Ich wachte auf, weil mein Halbmondmal unerträglich juckte – das ist immer eine Warnung. Verdammt! Ich schoss im Bett hoch. Der Wecker zeigte 4:31 Uhr. Ich eilte zum Fenster. Alles schien ruhig, doch das Mal loderte erneut auf, diesmal noch schmerzhafter.

Schweißperlen bildeten sich auf meiner Stirn. Ich rannte zur Haustür, schloss die Augen und sog die Luft ein, um irgendeinen Geruch aufzufangen, aber … nichts. Meine Sinne schärften sich, während ich angestrengt versuchte, durch die Dunkelheit zu spähen und aufmerksam auf jedes Geräusch lauschte. Aber immer noch nichts.
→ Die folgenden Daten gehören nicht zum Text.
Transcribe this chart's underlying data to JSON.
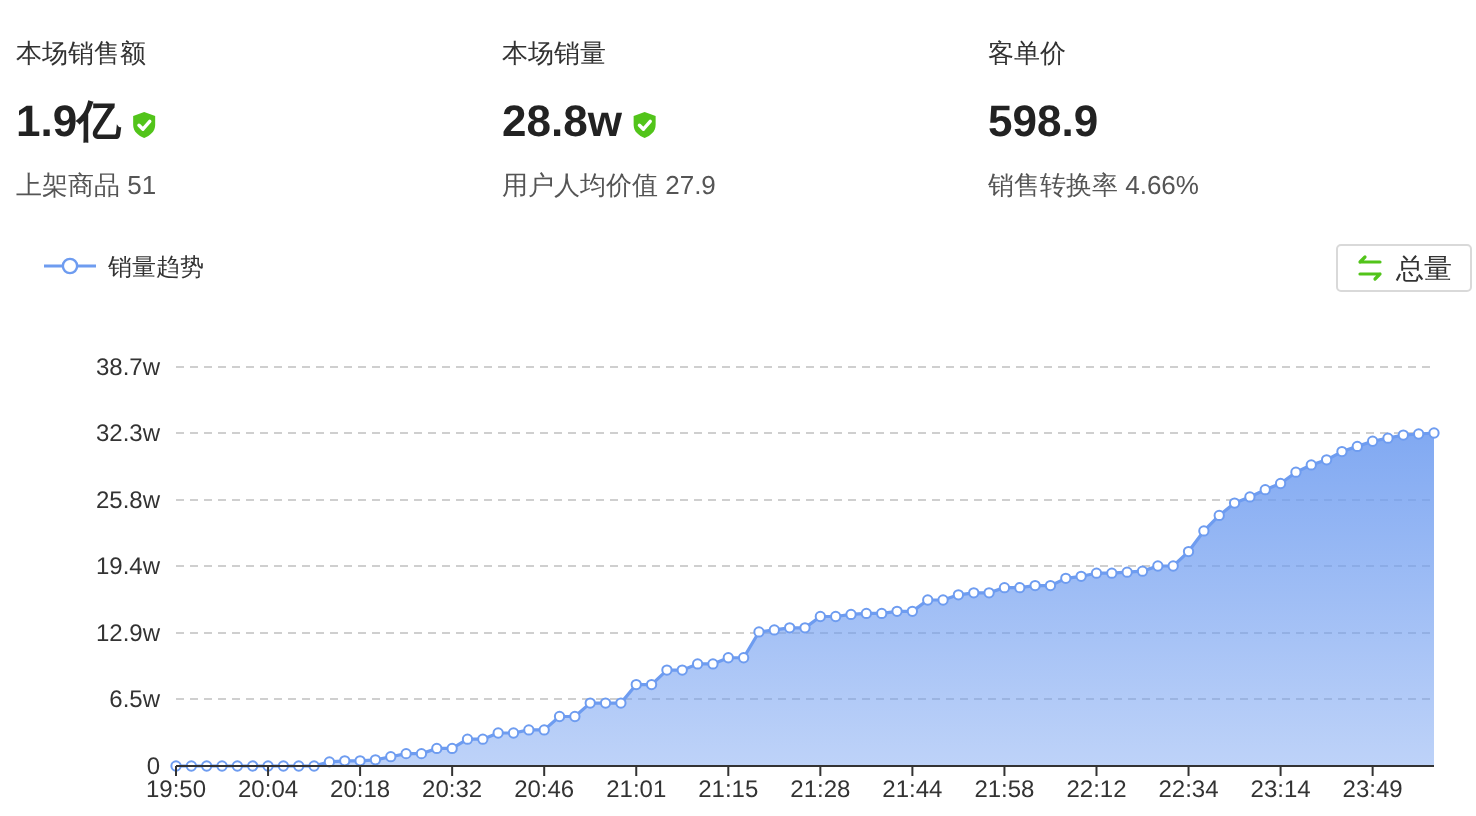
{
  "chart_data": [
    {
      "type": "other",
      "annotations": [
        "本场销售额",
        "1.9亿",
        "上架商品 51",
        "本场销量",
        "28.8w",
        "用户人均价值 27.9",
        "客单价",
        "598.9",
        "销售转换率 4.66%"
      ]
    },
    {
      "type": "area",
      "categories": [
        "19:50",
        null,
        null,
        null,
        null,
        null,
        "20:04",
        null,
        null,
        null,
        null,
        null,
        "20:18",
        null,
        null,
        null,
        null,
        null,
        "20:32",
        null,
        null,
        null,
        null,
        null,
        "20:46",
        null,
        null,
        null,
        null,
        null,
        "21:01",
        null,
        null,
        null,
        null,
        null,
        "21:15",
        null,
        null,
        null,
        null,
        null,
        "21:28",
        null,
        null,
        null,
        null,
        null,
        "21:44",
        null,
        null,
        null,
        null,
        null,
        "21:58",
        null,
        null,
        null,
        null,
        null,
        "22:12",
        null,
        null,
        null,
        null,
        null,
        "22:34",
        null,
        null,
        null,
        null,
        null,
        "23:14",
        null,
        null,
        null,
        null,
        null,
        "23:49",
        null,
        null,
        null,
        null
      ],
      "series": [
        {
          "name": "销量趋势",
          "color": "#6e9cf0",
          "values": [
            0,
            0,
            0,
            0,
            0,
            0,
            0,
            0,
            0,
            0,
            0.4,
            0.5,
            0.5,
            0.6,
            0.9,
            1.2,
            1.2,
            1.7,
            1.7,
            2.6,
            2.6,
            3.2,
            3.2,
            3.5,
            3.5,
            4.8,
            4.8,
            6.1,
            6.1,
            6.1,
            7.9,
            7.9,
            9.3,
            9.3,
            9.9,
            9.9,
            10.5,
            10.5,
            13.0,
            13.2,
            13.4,
            13.4,
            14.5,
            14.5,
            14.7,
            14.8,
            14.8,
            15.0,
            15.0,
            16.1,
            16.1,
            16.6,
            16.8,
            16.8,
            17.3,
            17.3,
            17.5,
            17.5,
            18.2,
            18.4,
            18.7,
            18.7,
            18.8,
            18.9,
            19.4,
            19.4,
            20.8,
            22.8,
            24.3,
            25.5,
            26.1,
            26.8,
            27.4,
            28.5,
            29.2,
            29.7,
            30.5,
            31.0,
            31.5,
            31.8,
            32.1,
            32.2,
            32.3
          ]
        }
      ],
      "ylim": [
        0,
        38.7
      ],
      "yticks": [
        0,
        {
          "value": 6.5,
          "label": "6.5w"
        },
        {
          "value": 12.9,
          "label": "12.9w"
        },
        {
          "value": 19.4,
          "label": "19.4w"
        },
        {
          "value": 25.8,
          "label": "25.8w"
        },
        {
          "value": 32.3,
          "label": "32.3w"
        },
        {
          "value": 38.7,
          "label": "38.7w"
        }
      ],
      "grid": "y",
      "legend": "top left",
      "marker": "circle",
      "annotations": [
        "总量"
      ]
    }
  ]
}
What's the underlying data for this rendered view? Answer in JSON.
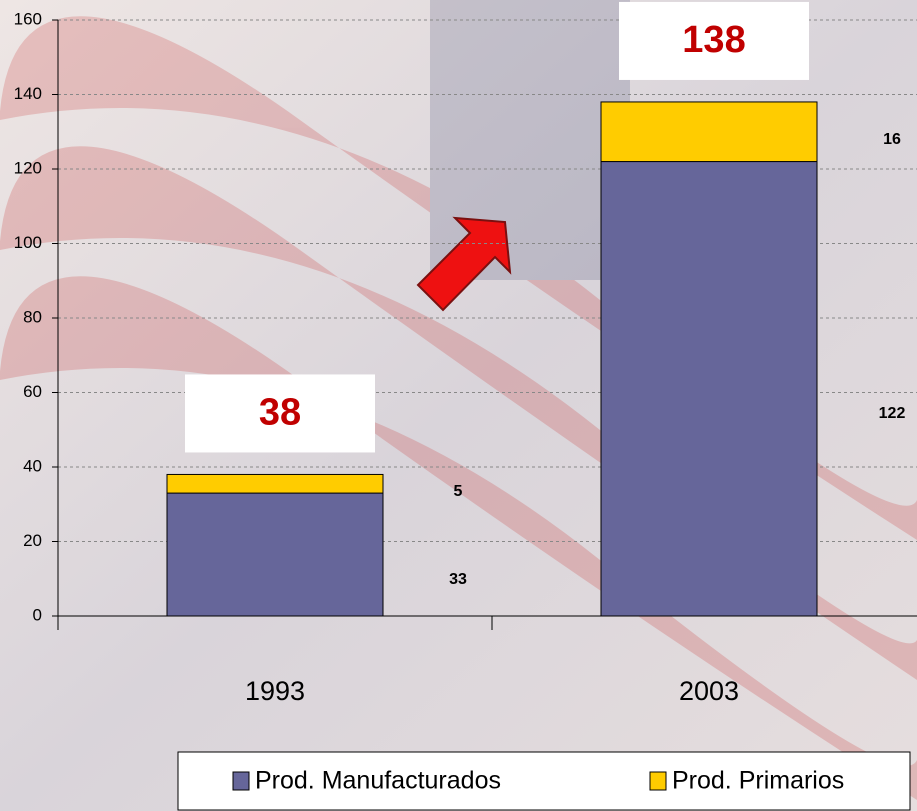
{
  "chart_data": {
    "type": "stacked_bar",
    "categories": [
      "1993",
      "2003"
    ],
    "series": [
      {
        "name": "Prod. Manufacturados",
        "color": "#66669a",
        "values": [
          33,
          122
        ]
      },
      {
        "name": "Prod. Primarios",
        "color": "#ffcc00",
        "values": [
          5,
          16
        ]
      }
    ],
    "totals": [
      38,
      138
    ],
    "ylim": [
      0,
      160
    ],
    "yticks": [
      0,
      20,
      40,
      60,
      80,
      100,
      120,
      140,
      160
    ],
    "grid": true
  }
}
Inzwischen brannte das Mal förmlich auf meiner Haut, und ein stechender Schmerz schoss durch meinen Arm, während mir der Schweiß die Schläfen hinunterlief. Ich rannte ins Haus, um mein Handy zu holen, in der Hoffnung, den Alpha zu erreichen. Die Rudelverbindung funktionierte nicht, und ich schrie meinen Eltern zu, sie sollten sofort aufstehen, wodurch ich das ganze Haus weckte. Gerade als ich nach meinem Handy griff, erschien Papa in der Tür, Panik in den Augen.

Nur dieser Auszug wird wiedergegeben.